YOGYAKARTA, iNewsBogor.id - Ketua dan Pembina Kopi Gama melakukan konsolidasi di Jogja, sehari sebelum Debat Capres terakhir dilaksanakan Minggu (4/2/2024) besok. Dalam pertemuan ini mereka membahas soal kebudayaan yang menjadi tema debat dan menyempatkan silaturahmi ke Gus Muwafiq, da'i yang selalu menyampaikan ceramah tentang sejarah dan kebudayaan Nusantara.

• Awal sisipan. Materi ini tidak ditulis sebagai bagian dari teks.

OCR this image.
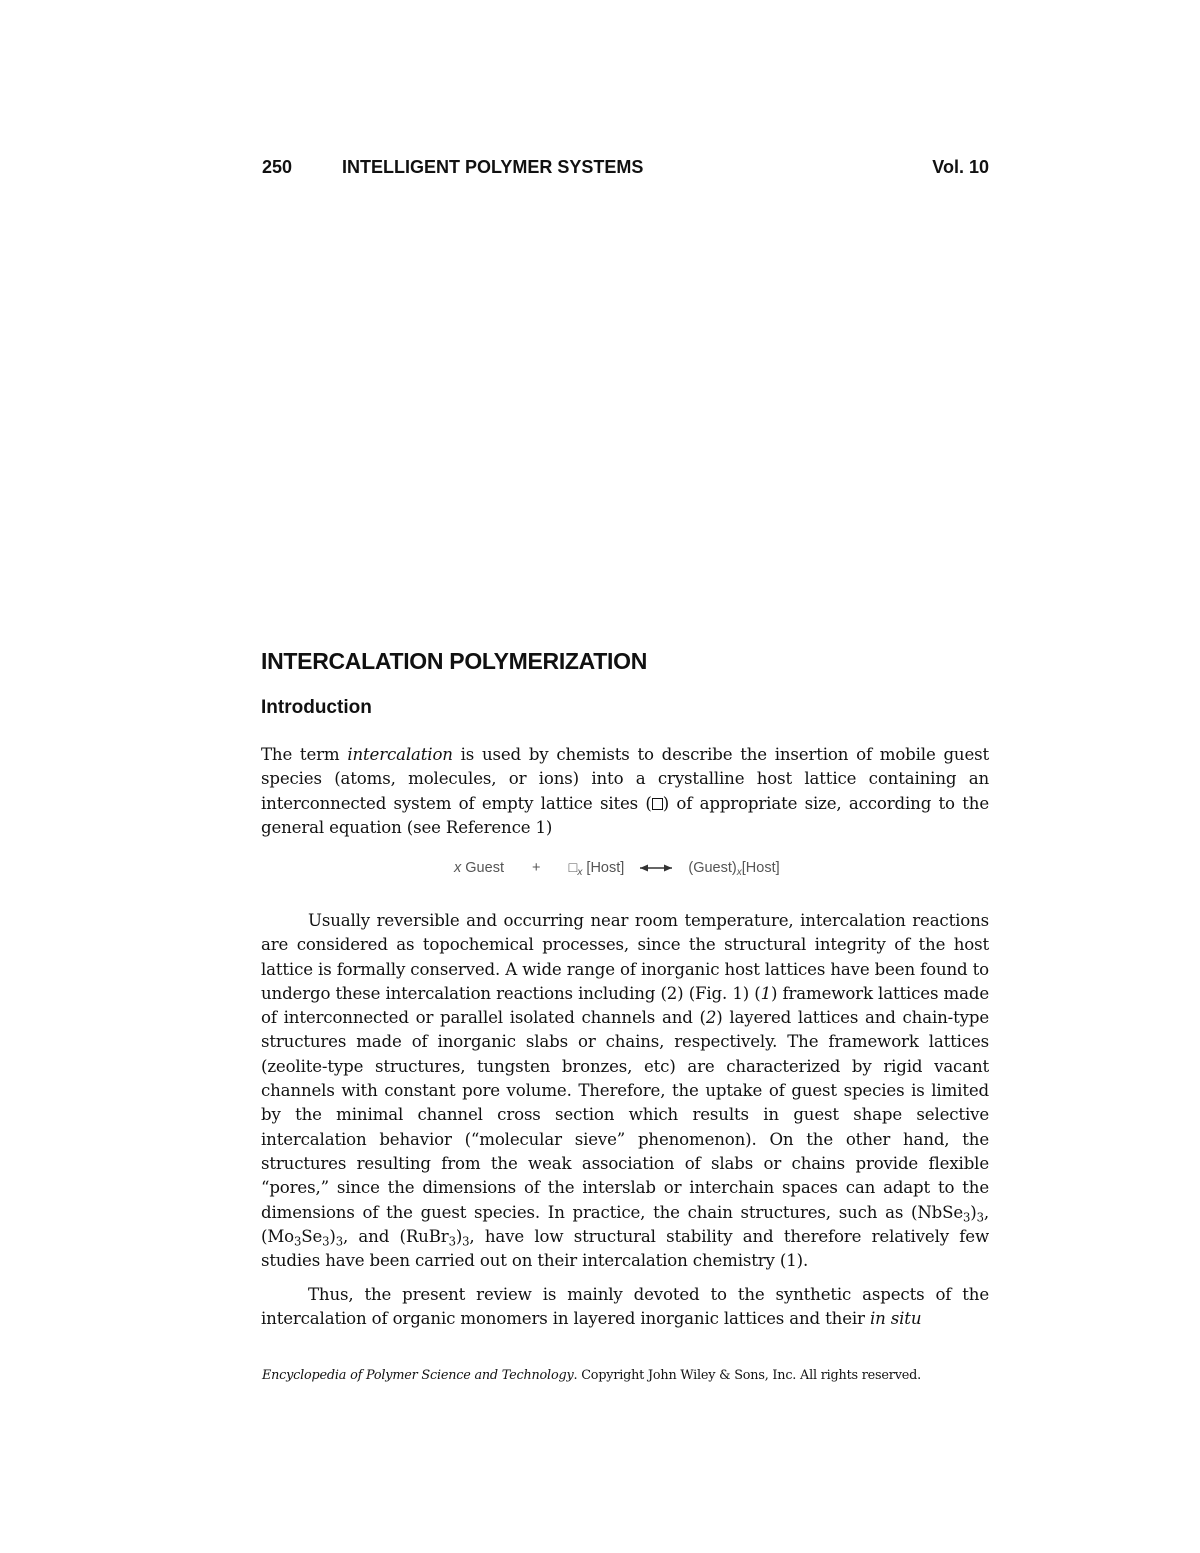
250	INTELLIGENT POLYMER SYSTEMS	Vol. 10
INTERCALATION POLYMERIZATION
Introduction

The term intercalation is used by chemists to describe the insertion of mobile guest species (atoms, molecules, or ions) into a crystalline host lattice containing an interconnected system of empty lattice sites ( ) of appropriate size, according to the general equation (see Reference 1)

x Guest + $□_x$ [Host]	$(Guest)_x[Host]$

Usually reversible and occurring near room temperature, intercalation reactions are considered as topochemical processes, since the structural integrity of the host lattice is formally conserved. A wide range of inorganic host lattices have been found to undergo these intercalation reactions including (2) (Fig. 1) (1) framework lattices made of interconnected or parallel isolated channels and (2) layered lattices and chain-type structures made of inorganic slabs or chains, respectively. The framework lattices (zeolite-type structures, tungsten bronzes, etc) are characterized by rigid vacant channels with constant pore volume. Therefore, the uptake of guest species is limited by the minimal channel cross section which results in guest shape selective intercalation behavior (“molecular sieve” phenomenon). On the other hand, the structures resulting from the weak association of slabs or chains provide flexible “pores,” since the dimensions of the interslab or interchain spaces can adapt to the dimensions of the guest species. In practice, the chain structures, such as $(NbSe_3)_3$, $(Mo_3Se_3)_3$, and $(RuBr_3)_3$, have low structural stability and therefore relatively few studies have been carried out on their intercalation chemistry (1).

Thus, the present review is mainly devoted to the synthetic aspects of the intercalation of organic monomers in layered inorganic lattices and their in situ

Encyclopedia of Polymer Science and Technology. Copyright John Wiley & Sons, Inc. All rights reserved.
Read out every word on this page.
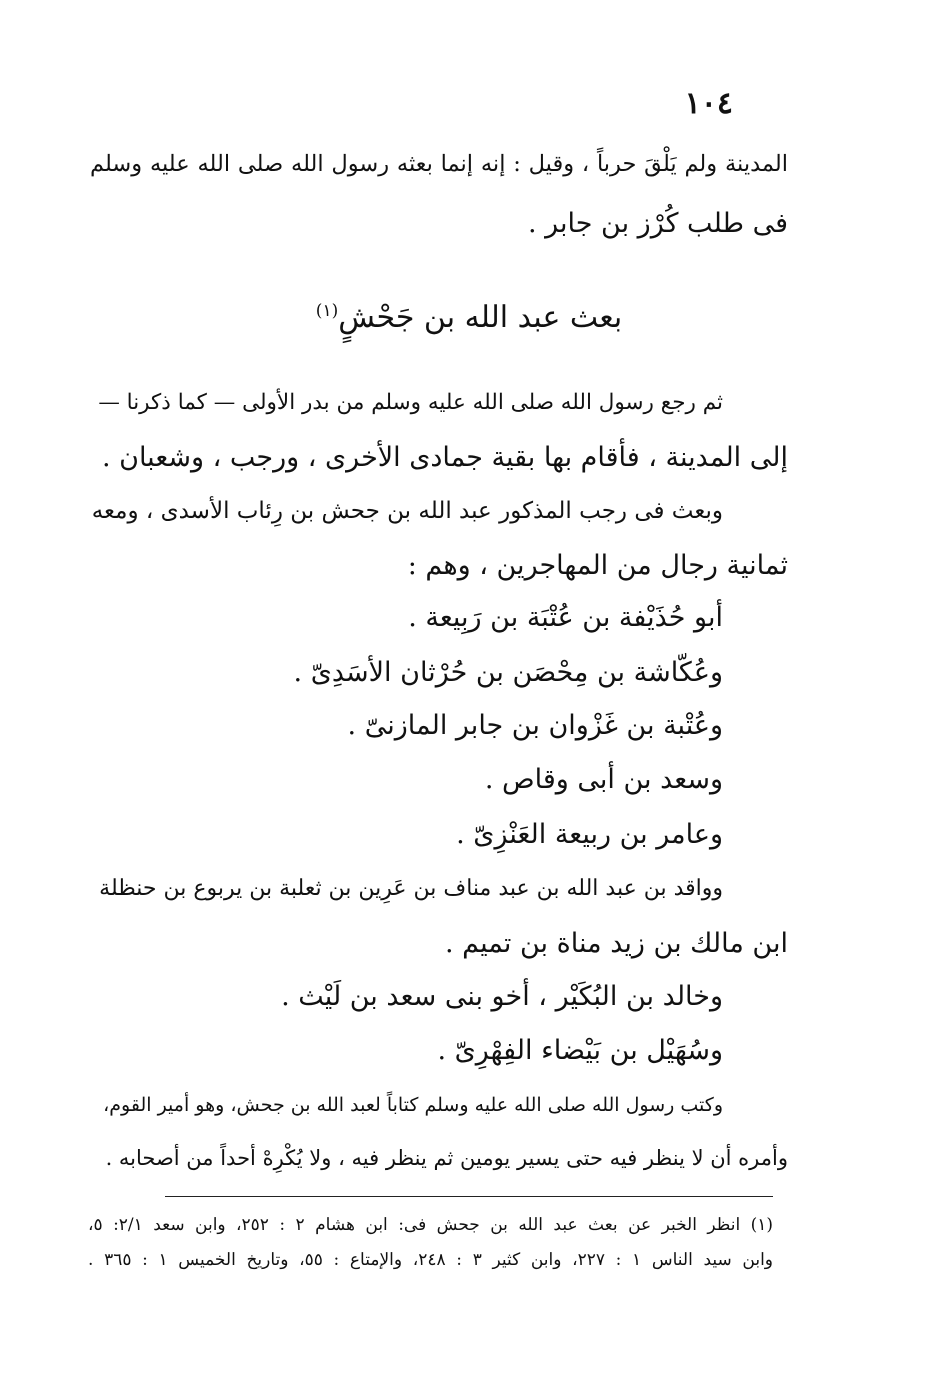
١٠٤
المدينة ولم يَلْقَ حرباً ، وقيل : إنه إنما بعثه رسول الله صلى الله عليه وسلم
فى طلب كُرْز بن جابر .
بعث عبد الله بن جَحْشٍ$^{(١)}$
ثم رجع رسول الله صلى الله عليه وسلم من بدر الأولى — كما ذكرنا —
إلى المدينة ، فأقام بها بقية جمادى الأخرى ، ورجب ، وشعبان .
وبعث فى رجب المذكور عبد الله بن جحش بن رِئاب الأسدى ، ومعه
ثمانية رجال من المهاجرين ، وهم :
أبو حُذَيْفة بن عُتْبَة بن رَبِيعة .
وعُكّاشة بن مِحْصَن بن حُرْثان الأسَدِىّ .
وعُتْبة بن غَزْوان بن جابر المازنىّ .
وسعد بن أبى وقاص .
وعامر بن ربيعة العَنْزِىّ .
وواقد بن عبد الله بن عبد مناف بن عَرِين بن ثعلبة بن يربوع بن حنظلة
ابن مالك بن زيد مناة بن تميم .
وخالد بن البُكَيْر ، أخو بنى سعد بن لَيْث .
وسُهَيْل بن بَيْضاء الفِهْرِىّ .
وكتب رسول الله صلى الله عليه وسلم كتاباً لعبد الله بن جحش، وهو أمير القوم،
وأمره أن لا ينظر فيه حتى يسير يومين ثم ينظر فيه ، ولا يُكْرِهْ أحداً من أصحابه .
(١) انظر الخبر عن بعث عبد الله بن جحش فى: ابن هشام ٢ : ٢٥٢، وابن سعد ٢/١: ٥،
وابن سيد الناس ١ : ٢٢٧، وابن كثير ٣ : ٢٤٨، والإمتاع : ٥٥، وتاريخ الخميس ١ : ٣٦٥ .
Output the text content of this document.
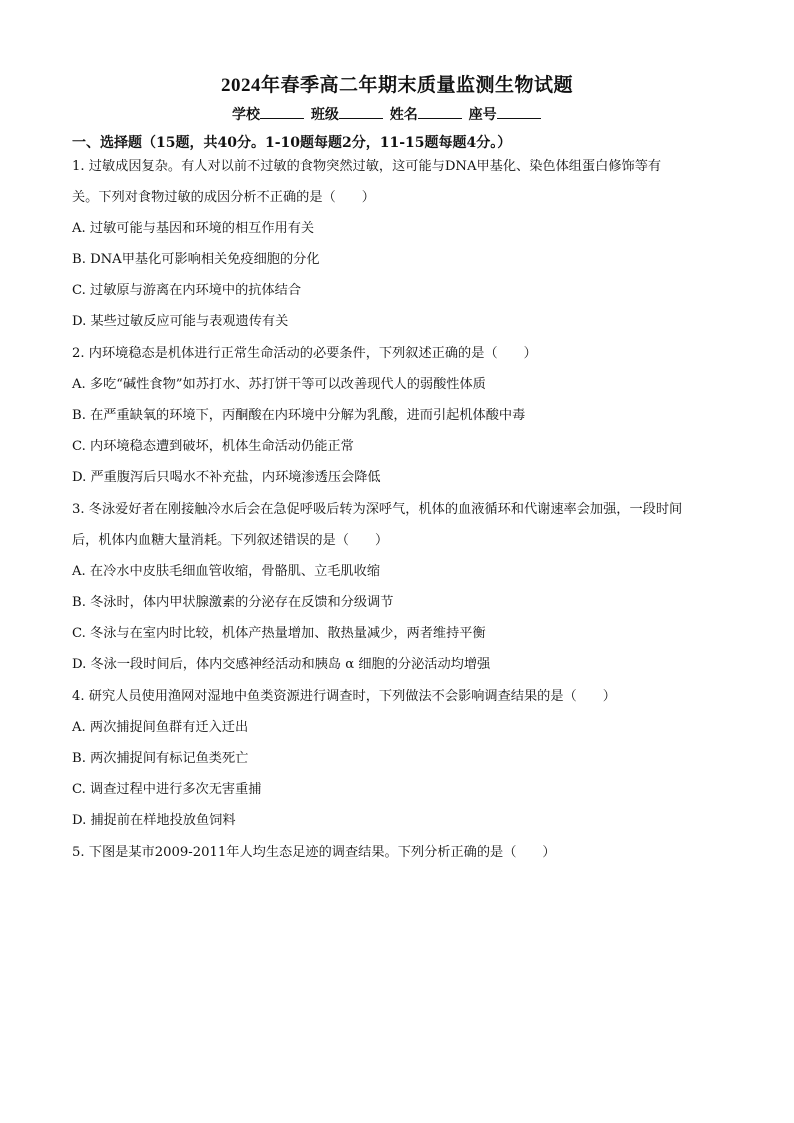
2024年春季高二年期末质量监测生物试题
学校	班级	姓名	座号
一、选择题（15题，共40分。1-10题每题2分，11-15题每题4分。）
1. 过敏成因复杂。有人对以前不过敏的食物突然过敏，这可能与DNA甲基化、染色体组蛋白修饰等有
关。下列对食物过敏的成因分析不正确的是（ ）
A. 过敏可能与基因和环境的相互作用有关
B. DNA甲基化可影响相关免疫细胞的分化
C. 过敏原与游离在内环境中的抗体结合
D. 某些过敏反应可能与表观遗传有关
2. 内环境稳态是机体进行正常生命活动的必要条件，下列叙述正确的是（ ）
A. 多吃“碱性食物”如苏打水、苏打饼干等可以改善现代人的弱酸性体质
B. 在严重缺氧的环境下，丙酮酸在内环境中分解为乳酸，进而引起机体酸中毒
C. 内环境稳态遭到破坏，机体生命活动仍能正常
D. 严重腹泻后只喝水不补充盐，内环境渗透压会降低
3. 冬泳爱好者在刚接触冷水后会在急促呼吸后转为深呼气，机体的血液循环和代谢速率会加强，一段时间
后，机体内血糖大量消耗。下列叙述错误的是（ ）
A. 在冷水中皮肤毛细血管收缩，骨骼肌、立毛肌收缩
B. 冬泳时，体内甲状腺激素的分泌存在反馈和分级调节
C. 冬泳与在室内时比较，机体产热量增加、散热量减少，两者维持平衡
D. 冬泳一段时间后，体内交感神经活动和胰岛 α 细胞的分泌活动均增强
4. 研究人员使用渔网对湿地中鱼类资源进行调查时，下列做法不会影响调查结果的是（ ）
A. 两次捕捉间鱼群有迁入迁出
B. 两次捕捉间有标记鱼类死亡
C. 调查过程中进行多次无害重捕
D. 捕捉前在样地投放鱼饲料
5. 下图是某市2009-2011年人均生态足迹的调查结果。下列分析正确的是（ ）
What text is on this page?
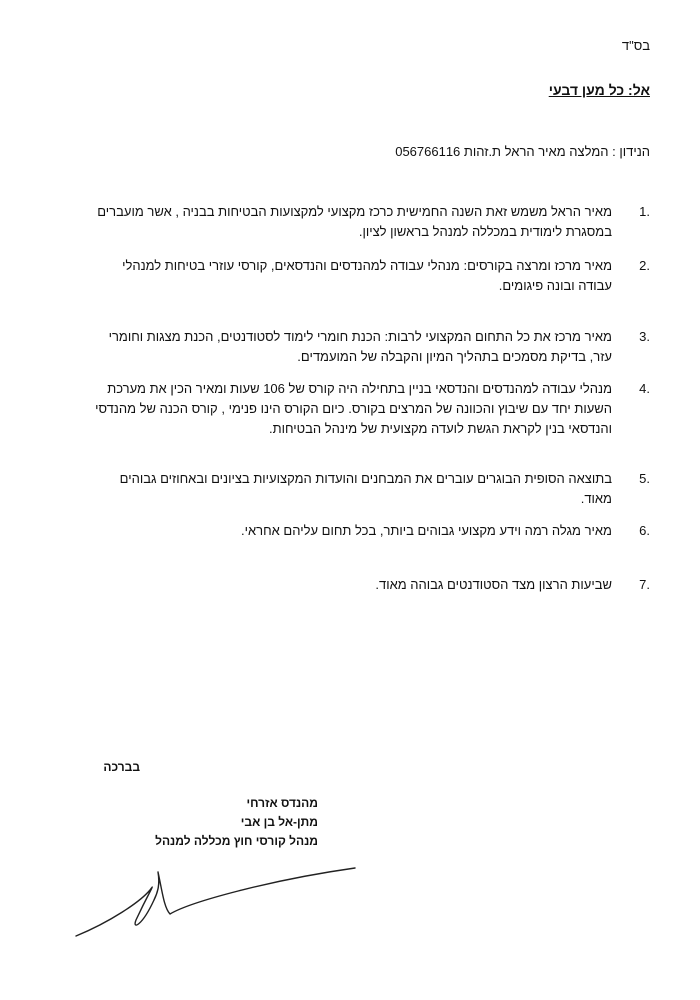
בס"ד
אל: כל מען דבעי
הנידון : המלצה מאיר הראל ת.זהות 056766116
1.
מאיר הראל משמש זאת השנה החמישית כרכז מקצועי למקצועות הבטיחות בבניה , אשר מועברים במסגרת לימודית במכללה למנהל בראשון לציון.
2.
מאיר מרכז ומרצה בקורסים: מנהלי עבודה למהנדסים והנדסאים, קורסי עוזרי בטיחות למנהלי עבודה ובונה פיגומים.
3.
מאיר מרכז את כל התחום המקצועי לרבות: הכנת חומרי לימוד לסטודנטים, הכנת מצגות וחומרי עזר, בדיקת מסמכים בתהליך המיון והקבלה של המועמדים.
4.
מנהלי עבודה למהנדסים והנדסאי בניין בתחילה היה קורס של 106 שעות ומאיר הכין את מערכת השעות יחד עם שיבוץ והכוונה של המרצים בקורס. כיום הקורס הינו פנימי , קורס הכנה של מהנדסי והנדסאי בנין לקראת הגשת לועדה מקצועית של מינהל הבטיחות.
5.
בתוצאה הסופית הבוגרים עוברים את המבחנים והועדות המקצועיות בציונים ובאחוזים גבוהים מאוד.
6.
מאיר מגלה רמה וידע מקצועי גבוהים ביותר, בכל תחום עליהם אחראי.
7.
שביעות הרצון מצד הסטודנטים גבוהה מאוד.
בברכה
מהנדס אזרחי
מתן-אל בן אבי
מנהל קורסי חוץ מכללה למנהל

"Strategi kebudayaan ini penting ya, sebagai pertahanan bangsa Indonesia untuk menghadapi gelombang globalisasi. Contohnya seperti Hallyu Korean Wave yang masuk ke ruang ruang privat masyarakat lewat teknologi internet di HP, terutama menjaga generasi milenial dan Gen Z yang hidup sebagai generasi digital native atau generasi yang hidup dengan kemajuan teknologi" ujar Teguh Haryono, Pembina Kopi Gama Indonesia dalam keterangan tertulis, Sabtu, (3/2/2024) siang.
Teguh berpendapat selama 10 tahun ini gerakan para seniman dan budayawan di Indonesia sudah cukup baik. Salah satu indikatornya sudah diadakannya Kongres Kebudayaan, Kongres Bahasa dan Munas Kebudayaan yang difasilitasi Pemerintah.
Sementara itu, menurut Gus Paox Iben, kebudayaan nusantara bangsa Indonesia selama ini mampu berhadapan (akulturasi) dengan kebudayaan bangsa lain. Contohnya lakon punokawan seperti Semar Petruk Gareng dan Bagong adalah karya Prabu Jayabaya membumikan cerita Ramayana dan Mahabarata dari peradaban Hindustan.
"Peradaban (kebudayaan) nusantara ini unik, selama ribuan tahun mampu beradaptasi dengan peradaban bangsa lain. Nenek moyang kita tidak menolak kebudayaan lain dan tidak terbawa arus budaya di luar nusantara. Justru leluhur kita ini mengharmonisasi kebudayaan lain dengan jati diri bangsa Indonesia" tutur Gus Paox Iben, Ketua Kopi Gama yang sempat menyambut kunjungan Ganjar Pranowo dengan parade Seni Barongan di Kendal Jawa Tengah.
Di sisi lain, Gus Muwafiq menyampaikan, Islam telah bergerak selama 800 tahun sebelum sampai di daratan Nusantara, transformasi Islam untuk memenuhi takdir sebagai agama yang membawa kesejukan bagi seluruh umat manusia memerlukan waktu tidak sebentar. Oleh karena itu, pertemuan antara konsep agama dan kebudayaan terjadi dimana pun, dengan karakter dan corak Islam di Indonesia sangat beragam, karena Indonesia dihuni oleh ratusan ribu budaya, suku, dan tradisi.
"Di Arab sana, haji adalah hal yang biasa. Di sini merupakan hal yang istimewa dan gelarnya melekat. Kalau di Jawa berubah menjadi Wak Kaji. Nabi Muhammad juga, sampai di Indonesia mendapat sapaan nama tambahan, Kanjeng Nabi. Shalat sebutannya berubah menjadi sembahyang. Ini kan kebudayaan, tapi agamanya dan substansinya tetap," jelas Alumni UIN Sunan Kalijaga Yogyakarta tersebut.